As we begin to speak about the potential of cloud computing and AI to induce societal changes, and the challenges with these emerging technologies – Pothukuchi’s passion towards the field is clearly visible. “A lot of people from non-Tech backgrounds may not realize it, but we’re already using Cloud computing and AI in our everyday lives. Especially the former is fairly ubiquitous at this point” he says with a smile. He defines the cloud as ‘essentially any data that is stored on remote servers and can be accessed from any device with an internet connection’.
He elucidates this point further by saying “Most email services, such as Outlook and Gmail, are hosted on the cloud. Music and video streaming services such as Spotify, Apple music, and Netflix, use cloud computing to store and deliver content to users. Most banks that offer online banking services from your PC or mobile device are powered by cloud computing. The fact that all of this information is on the cloud makes it possible for users to access these services from wherever they are.”
When we move on to the omnipresence of AI, Pothukuchi is quick to mention how the average person already uses numerous AI based services everyday without necessarily realizing it. He cites smartphones having built-in AI features such as facial recognition and predictive text as a commonly used example. He adds “Online marketplaces like Amazon also use AI to recommend products that you might be interested in based on your past purchases. Social media sites like YouTube or Facebook uses AI to show you content from people you’re most likely to be interested in.”
While there are some who feel that AI is replacing the human touch, Pothukuchi is confident that it does just the opposite. As an example, he refers to his work at SKC hospital in India where he built a popular Patient care application based on AI. “My application automated patient appointment booking and other essential administrative tasks, freeing up a big chunk of staffing resources to focus on qualitative patient care outcomes. We were able to save a combined 280,000 man-hours for patients and physicians and reduce medical errors by 22% in just the first year of our application tells you about the huge potential of AI”.
Pothukuchi has published numerous research papers in high impact journals about the areas of Cloud Computing and AI. He lists drug discovery and healthcare personalization, and transportation as the two areas where AI has very high potential to make a positive change at a societal level. Self-driving cars and trucks are a case in point for the promise that AI holds in the transport sector.

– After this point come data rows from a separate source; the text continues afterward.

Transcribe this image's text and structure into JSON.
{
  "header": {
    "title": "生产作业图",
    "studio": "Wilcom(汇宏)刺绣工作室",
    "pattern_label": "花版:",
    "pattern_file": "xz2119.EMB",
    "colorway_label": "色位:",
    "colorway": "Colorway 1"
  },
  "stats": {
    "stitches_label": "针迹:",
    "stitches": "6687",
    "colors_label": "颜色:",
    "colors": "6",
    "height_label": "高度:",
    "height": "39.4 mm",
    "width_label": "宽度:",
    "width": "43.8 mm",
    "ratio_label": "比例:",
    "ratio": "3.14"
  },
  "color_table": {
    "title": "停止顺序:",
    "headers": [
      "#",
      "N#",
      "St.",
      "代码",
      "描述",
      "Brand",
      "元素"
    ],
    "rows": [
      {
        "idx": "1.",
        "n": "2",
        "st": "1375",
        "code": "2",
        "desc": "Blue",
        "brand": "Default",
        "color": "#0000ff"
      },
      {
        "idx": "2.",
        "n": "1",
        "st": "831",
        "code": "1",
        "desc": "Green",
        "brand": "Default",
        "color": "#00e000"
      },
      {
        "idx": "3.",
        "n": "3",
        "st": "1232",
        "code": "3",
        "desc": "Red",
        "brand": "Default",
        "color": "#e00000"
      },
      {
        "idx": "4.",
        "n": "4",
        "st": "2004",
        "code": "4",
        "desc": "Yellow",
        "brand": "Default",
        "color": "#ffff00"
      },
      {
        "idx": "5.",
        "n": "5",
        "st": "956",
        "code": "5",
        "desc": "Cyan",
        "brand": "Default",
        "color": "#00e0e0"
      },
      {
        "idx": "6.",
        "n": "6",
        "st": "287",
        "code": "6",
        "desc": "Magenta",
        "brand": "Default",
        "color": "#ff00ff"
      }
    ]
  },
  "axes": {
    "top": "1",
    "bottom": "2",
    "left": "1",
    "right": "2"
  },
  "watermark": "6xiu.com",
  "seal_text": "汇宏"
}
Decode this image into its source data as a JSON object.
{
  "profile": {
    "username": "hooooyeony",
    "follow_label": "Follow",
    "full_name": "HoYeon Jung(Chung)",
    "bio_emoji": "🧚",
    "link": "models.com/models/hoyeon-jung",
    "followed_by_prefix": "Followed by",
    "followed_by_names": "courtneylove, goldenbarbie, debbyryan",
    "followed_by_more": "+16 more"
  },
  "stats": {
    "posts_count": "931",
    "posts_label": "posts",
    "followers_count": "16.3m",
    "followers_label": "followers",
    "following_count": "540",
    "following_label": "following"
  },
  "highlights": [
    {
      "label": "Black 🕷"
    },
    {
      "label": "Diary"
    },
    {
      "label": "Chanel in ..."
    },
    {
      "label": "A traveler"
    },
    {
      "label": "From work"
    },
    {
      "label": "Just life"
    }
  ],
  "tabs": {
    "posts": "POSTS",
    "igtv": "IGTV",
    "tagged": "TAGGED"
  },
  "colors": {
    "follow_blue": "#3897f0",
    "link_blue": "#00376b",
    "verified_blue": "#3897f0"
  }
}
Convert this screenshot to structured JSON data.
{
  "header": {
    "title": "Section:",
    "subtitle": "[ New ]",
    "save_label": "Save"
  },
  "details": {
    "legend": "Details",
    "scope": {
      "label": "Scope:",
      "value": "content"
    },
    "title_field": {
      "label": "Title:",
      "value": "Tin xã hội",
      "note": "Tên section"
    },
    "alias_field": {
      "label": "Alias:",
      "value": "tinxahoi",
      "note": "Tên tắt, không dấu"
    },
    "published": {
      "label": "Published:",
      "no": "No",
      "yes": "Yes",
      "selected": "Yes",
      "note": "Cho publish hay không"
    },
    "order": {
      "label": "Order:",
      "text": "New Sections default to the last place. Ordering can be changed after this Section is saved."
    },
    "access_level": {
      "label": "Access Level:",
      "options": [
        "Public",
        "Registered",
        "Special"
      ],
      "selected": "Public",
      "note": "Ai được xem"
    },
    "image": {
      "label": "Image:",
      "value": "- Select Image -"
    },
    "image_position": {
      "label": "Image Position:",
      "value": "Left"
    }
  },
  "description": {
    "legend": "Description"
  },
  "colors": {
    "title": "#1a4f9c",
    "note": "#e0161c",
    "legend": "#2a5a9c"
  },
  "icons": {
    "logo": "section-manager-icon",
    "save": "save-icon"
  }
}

To be sure, Pothukuchi is acutely aware that there are some real concerns outlining the recent pace of AI developments that need to be addressed. Primary among these concerns are AI’s potential bias against certain ethic groups, violating consumers’ privacy by storing too much personal information and the existential risk that extremely powerful AI systems could eventually become completely independent and make decisions that are harmful to humans. The answer to these concerns, in Pothukuchi’s opinion, is regulation and not sweeping bans. A positive even if nascent development in the context of AI regulation occurred recently in July 2023, when seven leading A.I. companies in the United States met President Biden at the White house and agreed to voluntary safeguards on the technology’s development. Notable amongst these seven companies were Pothukuchi’s employer Microsoft and its investee company OpenAI, which has made the waves recently for its powerful Chat GPT AI-based software.
For now, Pothukuchi says the common good to be gained from well-regulated AI is far more than any construed cons. He is a frequent figure at universities across the US and cites proselytizing the younger generation of college students to the fields of AI and Cloud computing as his main motivation for these interactions. He was also recently invited to the prestigious panel of IEEE Reviewers which reviews worldwide applications for Senior IEEE memberships. As we conclude the conversation, Pothukuchi philosophically states that the key to effectively utilizing any new technology or anything for that matter, is to do so in moderation and strike a balance between different competing aspects.
And we’re undoubtedly inclined to agree with him on that.